To address edge discontinuity and detail loss under extreme low-light conditions, this paper proposes an illumination-edge decoupled enhancement framework. The method introduces three key innovations: (1) a global edge-aware Retinex model that explicitly decouples illumination and edge components; (2) a spiral-scan Evolving WKV attention mechanism to efficiently capture long-range edge dependencies; and (3) a Bi-Spectral Alignment Block (Bi-SAB) jointly optimizing luminance and chrominance consistency in the frequency domain, coupled with an MS2-Loss for multi-scale structural fidelity. Evaluated on five mainstream low-light benchmarks, the approach achieves state-of-the-art performance—significantly improving PSNR and SSIM while reducing NIQE by up to 18.7%. It incurs low computational overhead and notably enhances downstream low-light multi-object tracking accuracy, demonstrating strong generalization capability.

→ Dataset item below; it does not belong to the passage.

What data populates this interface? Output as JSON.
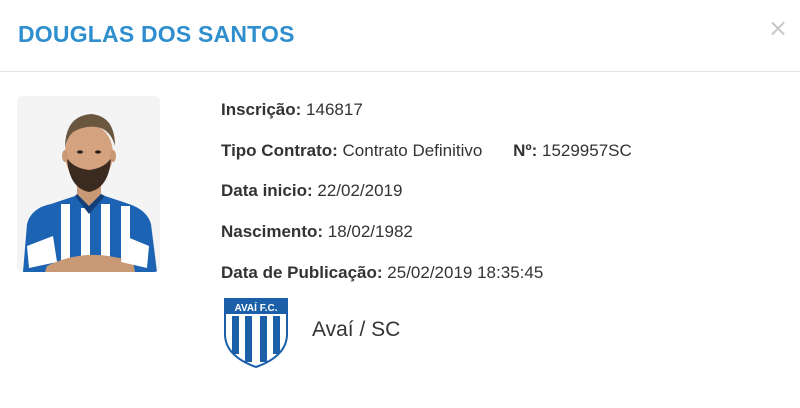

Low-light image enhancement remains a challenging task, particularly in preserving object edge continuity and fine structural details under extreme illumination degradation. In this paper, we propose a novel model, DRWKV (Detailed Receptance Weighted Key Value), which integrates our proposed Global Edge Retinex (GER) theory, enabling effective decoupling of illumination and edge structures for enhanced edge fidelity. Secondly, we introduce Evolving WKV Attention, a spiral-scanning mechanism that captures spatial edge continuity and models irregular structures more effectively. Thirdly, we design the Bilateral Spectrum Aligner (Bi-SAB) and a tailored MS2-Loss to jointly align luminance and chrominance features, improving visual naturalness and mitigating artifacts. Extensive experiments on five LLIE benchmarks demonstrate that DRWKV achieves leading performance in PSNR, SSIM, and NIQE while maintaining low computational complexity. Furthermore, DRWKV enhances downstream performance in low-light multi-object tracking tasks, validating its generalization capabilities.